In the Lower School, you shared enthusiastic appreciation for synchronous lessons and one-on-one sessions with teachers—and many of you expressed that you’d like children to experience even more of that. Wanting more synchronous time with specials teachers was also a common theme. We learned that families generally found the Early Childhood and Grades 1–4 websites helpful, but that you’d like us to continue to find ways to refine, simplify, and streamline our communication with you.
100% of Middle School parent respondents were “very satisfied” or “satisfied” with our remote program. They also expressed the need for advisory sessions, as well for as a lunch break. Both have tentatively been built into the schedule, should we go remote. Globally, Middle School student respondents liked the daily schedule, appreciated the synchronous collaborative work as well as the ability to work independently, and shared gratitude for how their teachers made learning engaging, despite the unprecedented circumstances.
Across the board, effusive praise for our teachers—their flexibility, commitment, passion, and effectiveness—came through loud and clear. Similarly, we appreciated the same qualities in you as parents. A solid home-school partnership is always essential, and last spring demonstrated how very strong we truly are!

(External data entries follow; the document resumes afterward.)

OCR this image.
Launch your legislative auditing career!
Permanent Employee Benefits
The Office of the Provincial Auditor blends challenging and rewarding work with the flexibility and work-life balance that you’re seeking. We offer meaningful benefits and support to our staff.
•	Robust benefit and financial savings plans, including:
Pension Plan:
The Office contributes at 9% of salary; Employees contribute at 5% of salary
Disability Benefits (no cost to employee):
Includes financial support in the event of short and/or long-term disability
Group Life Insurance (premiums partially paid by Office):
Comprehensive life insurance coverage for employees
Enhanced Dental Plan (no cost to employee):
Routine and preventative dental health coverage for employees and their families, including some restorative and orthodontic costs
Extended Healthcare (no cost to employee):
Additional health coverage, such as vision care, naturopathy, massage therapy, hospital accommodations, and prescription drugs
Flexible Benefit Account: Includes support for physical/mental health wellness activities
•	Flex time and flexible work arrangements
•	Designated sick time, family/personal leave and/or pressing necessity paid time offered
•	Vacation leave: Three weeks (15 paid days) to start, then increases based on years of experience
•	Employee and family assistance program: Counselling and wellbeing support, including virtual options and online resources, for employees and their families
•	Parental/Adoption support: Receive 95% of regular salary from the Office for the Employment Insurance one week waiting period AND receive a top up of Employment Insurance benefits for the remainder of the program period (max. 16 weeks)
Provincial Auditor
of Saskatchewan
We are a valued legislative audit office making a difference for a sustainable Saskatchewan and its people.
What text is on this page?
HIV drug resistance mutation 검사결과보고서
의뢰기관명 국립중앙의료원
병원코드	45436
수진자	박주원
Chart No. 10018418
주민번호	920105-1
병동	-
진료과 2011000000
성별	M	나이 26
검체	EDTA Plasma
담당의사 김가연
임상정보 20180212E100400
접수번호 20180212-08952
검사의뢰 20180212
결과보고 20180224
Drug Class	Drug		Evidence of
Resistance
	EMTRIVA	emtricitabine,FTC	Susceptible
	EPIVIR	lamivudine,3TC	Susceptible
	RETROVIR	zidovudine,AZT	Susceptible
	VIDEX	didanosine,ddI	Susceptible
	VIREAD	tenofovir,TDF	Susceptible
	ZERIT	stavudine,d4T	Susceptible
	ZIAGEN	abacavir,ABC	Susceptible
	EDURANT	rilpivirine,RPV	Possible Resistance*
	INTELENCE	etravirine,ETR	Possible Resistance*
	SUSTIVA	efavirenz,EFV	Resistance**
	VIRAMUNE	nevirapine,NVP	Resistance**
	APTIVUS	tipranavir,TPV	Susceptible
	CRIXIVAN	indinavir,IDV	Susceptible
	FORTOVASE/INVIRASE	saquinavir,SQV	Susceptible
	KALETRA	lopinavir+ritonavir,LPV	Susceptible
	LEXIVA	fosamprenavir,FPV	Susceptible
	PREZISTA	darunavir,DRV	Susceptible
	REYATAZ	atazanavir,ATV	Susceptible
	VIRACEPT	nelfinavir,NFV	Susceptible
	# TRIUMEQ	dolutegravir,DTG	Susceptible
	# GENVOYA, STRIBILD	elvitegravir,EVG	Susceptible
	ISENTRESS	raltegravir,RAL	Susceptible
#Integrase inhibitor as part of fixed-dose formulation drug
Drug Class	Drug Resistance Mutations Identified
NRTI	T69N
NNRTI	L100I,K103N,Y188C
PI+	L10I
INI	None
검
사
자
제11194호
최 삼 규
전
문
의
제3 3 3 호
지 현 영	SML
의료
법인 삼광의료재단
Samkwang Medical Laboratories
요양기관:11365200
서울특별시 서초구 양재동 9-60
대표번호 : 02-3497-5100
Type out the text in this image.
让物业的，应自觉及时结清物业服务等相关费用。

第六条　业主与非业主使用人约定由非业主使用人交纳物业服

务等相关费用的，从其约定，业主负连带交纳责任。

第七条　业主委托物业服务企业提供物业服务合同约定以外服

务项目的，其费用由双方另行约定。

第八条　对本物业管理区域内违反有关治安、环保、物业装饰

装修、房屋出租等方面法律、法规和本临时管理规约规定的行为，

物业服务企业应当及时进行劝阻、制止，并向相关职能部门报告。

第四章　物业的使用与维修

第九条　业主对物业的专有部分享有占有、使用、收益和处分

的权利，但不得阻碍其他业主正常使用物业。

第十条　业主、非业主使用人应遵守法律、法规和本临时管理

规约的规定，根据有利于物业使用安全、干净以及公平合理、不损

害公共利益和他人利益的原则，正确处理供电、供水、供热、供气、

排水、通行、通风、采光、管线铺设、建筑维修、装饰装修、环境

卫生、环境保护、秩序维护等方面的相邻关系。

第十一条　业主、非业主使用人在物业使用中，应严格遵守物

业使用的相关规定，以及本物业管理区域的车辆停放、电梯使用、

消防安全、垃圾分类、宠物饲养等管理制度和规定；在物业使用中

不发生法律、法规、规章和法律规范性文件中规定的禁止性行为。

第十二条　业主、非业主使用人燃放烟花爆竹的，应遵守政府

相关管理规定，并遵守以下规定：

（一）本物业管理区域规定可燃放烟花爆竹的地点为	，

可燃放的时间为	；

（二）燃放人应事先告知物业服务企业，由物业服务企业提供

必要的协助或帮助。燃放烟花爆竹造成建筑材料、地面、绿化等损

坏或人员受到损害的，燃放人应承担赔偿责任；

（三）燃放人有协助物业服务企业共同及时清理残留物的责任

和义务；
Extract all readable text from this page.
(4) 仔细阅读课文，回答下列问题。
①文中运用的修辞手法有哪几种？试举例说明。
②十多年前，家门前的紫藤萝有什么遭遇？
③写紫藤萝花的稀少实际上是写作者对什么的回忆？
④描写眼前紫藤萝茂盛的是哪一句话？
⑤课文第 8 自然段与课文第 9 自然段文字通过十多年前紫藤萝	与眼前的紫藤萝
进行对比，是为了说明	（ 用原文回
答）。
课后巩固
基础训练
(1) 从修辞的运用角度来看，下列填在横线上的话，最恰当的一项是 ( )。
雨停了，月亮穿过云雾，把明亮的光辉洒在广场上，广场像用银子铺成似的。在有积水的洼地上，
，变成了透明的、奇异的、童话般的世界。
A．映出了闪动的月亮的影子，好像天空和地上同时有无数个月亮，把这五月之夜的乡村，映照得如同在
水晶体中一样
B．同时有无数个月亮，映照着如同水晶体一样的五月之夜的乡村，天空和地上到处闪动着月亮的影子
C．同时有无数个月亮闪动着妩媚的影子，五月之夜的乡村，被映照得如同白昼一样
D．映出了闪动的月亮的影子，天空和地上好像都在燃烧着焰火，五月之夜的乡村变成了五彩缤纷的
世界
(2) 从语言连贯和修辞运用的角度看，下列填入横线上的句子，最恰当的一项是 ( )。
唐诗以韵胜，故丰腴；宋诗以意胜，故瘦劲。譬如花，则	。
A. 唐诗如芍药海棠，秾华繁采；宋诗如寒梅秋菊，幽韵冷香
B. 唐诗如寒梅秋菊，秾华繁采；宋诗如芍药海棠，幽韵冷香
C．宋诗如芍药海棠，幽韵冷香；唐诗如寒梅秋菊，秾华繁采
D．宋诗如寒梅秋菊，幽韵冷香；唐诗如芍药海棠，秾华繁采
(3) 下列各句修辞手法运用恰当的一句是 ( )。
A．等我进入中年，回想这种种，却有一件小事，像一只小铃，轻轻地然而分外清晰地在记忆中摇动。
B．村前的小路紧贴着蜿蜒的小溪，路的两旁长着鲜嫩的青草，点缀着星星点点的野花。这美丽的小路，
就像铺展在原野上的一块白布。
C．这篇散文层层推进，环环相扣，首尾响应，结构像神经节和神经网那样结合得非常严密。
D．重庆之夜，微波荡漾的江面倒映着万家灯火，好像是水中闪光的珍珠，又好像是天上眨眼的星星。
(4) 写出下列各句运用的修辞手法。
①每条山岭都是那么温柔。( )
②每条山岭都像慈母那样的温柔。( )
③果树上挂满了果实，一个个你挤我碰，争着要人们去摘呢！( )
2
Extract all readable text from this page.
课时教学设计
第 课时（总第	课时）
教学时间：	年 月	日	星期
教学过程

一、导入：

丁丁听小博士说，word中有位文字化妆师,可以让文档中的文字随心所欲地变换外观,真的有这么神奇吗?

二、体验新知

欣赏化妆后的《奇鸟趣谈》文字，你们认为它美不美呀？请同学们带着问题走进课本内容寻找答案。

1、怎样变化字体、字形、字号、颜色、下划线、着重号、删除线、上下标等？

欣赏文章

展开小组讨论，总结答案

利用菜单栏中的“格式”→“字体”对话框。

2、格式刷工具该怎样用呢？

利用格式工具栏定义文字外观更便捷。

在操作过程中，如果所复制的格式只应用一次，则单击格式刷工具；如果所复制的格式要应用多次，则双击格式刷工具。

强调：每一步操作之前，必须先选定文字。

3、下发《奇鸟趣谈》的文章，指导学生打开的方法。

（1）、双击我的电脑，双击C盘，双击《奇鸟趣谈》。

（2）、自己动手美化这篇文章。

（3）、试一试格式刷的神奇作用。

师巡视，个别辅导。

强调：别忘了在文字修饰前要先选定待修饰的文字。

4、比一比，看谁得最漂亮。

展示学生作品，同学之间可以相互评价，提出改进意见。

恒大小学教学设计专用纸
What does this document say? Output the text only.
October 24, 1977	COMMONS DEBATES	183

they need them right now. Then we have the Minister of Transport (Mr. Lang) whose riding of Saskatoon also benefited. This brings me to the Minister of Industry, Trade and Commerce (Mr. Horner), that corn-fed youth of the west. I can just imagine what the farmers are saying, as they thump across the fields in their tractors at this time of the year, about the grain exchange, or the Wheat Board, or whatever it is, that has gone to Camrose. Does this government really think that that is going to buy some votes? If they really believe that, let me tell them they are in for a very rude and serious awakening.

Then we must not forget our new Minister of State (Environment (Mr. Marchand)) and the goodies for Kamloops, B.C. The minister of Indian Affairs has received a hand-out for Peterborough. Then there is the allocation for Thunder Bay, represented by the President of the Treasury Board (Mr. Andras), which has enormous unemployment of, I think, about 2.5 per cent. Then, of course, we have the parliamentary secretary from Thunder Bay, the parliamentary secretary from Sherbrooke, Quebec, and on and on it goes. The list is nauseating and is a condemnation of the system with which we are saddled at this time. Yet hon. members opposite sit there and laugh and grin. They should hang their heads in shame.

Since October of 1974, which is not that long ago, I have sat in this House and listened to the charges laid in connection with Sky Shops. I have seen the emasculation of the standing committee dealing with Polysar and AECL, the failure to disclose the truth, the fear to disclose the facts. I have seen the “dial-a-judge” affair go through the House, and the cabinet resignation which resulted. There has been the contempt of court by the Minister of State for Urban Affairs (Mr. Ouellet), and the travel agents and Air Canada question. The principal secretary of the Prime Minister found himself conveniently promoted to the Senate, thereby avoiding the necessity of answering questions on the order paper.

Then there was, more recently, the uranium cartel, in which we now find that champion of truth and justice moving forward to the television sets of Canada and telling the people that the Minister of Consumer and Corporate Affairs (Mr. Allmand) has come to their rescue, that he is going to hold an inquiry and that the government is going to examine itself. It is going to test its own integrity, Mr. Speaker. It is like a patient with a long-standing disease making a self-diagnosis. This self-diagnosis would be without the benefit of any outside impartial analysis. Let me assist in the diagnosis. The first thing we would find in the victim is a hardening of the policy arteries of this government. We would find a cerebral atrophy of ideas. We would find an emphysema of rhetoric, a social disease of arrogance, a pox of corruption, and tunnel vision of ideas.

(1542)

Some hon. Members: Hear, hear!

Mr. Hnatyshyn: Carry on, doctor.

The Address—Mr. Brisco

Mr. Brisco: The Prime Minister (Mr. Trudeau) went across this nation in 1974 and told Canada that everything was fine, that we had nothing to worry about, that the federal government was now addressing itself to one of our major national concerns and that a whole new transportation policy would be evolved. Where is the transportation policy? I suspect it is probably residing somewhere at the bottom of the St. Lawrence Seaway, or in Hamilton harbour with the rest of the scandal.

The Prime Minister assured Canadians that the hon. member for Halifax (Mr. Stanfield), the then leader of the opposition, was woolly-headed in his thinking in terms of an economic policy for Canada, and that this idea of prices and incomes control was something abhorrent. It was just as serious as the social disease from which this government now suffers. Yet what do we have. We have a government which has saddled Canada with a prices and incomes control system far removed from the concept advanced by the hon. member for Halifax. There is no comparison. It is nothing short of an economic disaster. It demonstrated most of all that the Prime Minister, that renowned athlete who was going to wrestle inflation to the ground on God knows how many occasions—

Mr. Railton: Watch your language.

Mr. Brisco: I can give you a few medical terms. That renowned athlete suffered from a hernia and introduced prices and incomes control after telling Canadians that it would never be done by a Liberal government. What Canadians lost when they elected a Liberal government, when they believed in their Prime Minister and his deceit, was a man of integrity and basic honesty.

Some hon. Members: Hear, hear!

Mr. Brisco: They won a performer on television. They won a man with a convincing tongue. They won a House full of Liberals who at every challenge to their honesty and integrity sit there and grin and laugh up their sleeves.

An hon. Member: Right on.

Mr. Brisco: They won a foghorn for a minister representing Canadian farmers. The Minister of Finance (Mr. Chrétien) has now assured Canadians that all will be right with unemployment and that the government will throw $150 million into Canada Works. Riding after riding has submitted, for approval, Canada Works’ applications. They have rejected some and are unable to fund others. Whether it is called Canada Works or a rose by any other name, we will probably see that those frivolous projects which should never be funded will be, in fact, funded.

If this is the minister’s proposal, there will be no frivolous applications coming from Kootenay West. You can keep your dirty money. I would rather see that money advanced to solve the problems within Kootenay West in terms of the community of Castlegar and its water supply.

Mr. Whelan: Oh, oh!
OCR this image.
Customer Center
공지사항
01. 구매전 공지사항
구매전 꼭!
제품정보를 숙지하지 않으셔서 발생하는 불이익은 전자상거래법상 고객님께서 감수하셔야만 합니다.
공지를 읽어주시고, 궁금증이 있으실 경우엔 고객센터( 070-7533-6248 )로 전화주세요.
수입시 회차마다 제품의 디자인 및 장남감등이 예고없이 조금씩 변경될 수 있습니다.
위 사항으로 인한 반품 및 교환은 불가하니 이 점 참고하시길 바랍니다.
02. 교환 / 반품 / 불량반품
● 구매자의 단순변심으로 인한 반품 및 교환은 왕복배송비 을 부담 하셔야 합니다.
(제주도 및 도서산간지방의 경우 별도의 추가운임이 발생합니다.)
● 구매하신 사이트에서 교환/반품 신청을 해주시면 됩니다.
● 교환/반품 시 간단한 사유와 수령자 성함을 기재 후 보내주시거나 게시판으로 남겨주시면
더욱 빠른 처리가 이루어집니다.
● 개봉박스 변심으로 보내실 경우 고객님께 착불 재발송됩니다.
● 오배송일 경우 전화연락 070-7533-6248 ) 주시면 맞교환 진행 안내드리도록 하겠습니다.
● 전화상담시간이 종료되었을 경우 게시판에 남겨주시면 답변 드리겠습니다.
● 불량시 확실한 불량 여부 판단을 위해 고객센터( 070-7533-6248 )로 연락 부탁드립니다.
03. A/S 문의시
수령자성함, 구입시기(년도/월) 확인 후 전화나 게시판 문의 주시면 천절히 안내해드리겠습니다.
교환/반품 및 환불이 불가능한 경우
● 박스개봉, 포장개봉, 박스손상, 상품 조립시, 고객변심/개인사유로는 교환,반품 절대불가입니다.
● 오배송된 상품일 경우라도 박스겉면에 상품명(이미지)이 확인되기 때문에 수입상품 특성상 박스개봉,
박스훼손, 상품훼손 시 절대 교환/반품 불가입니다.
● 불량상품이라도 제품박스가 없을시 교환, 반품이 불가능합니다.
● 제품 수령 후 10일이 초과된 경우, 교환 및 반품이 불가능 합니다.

I'm excited to continue this partnership with you as we journey through what awaits us in the fall.
We are not yet in a position to decide what fall re-entry will look like. As you know, Montgomery County health officials made a recommendation to the County school system earlier this week, and they will be addressing independent school administrators next week. The Centers for Disease Control and Prevention released updated guidance for schools only yesterday. And we actively are tracking a rapidly changing public health picture in our region. As we consult with healthcare professionals and listen to our teachers and staff, we are evaluating closely our own capacity to deliver quality progressive instruction and experiences in a way that accounts for the challenges that COVID-19 presents. While we do benefit from flexibility as an independent school, we must be both practical and thoughtful in our decision-making. We anticipate sharing more definitive information by the end of the first week of August. Your patience, understanding, support, and guidance are most appreciated.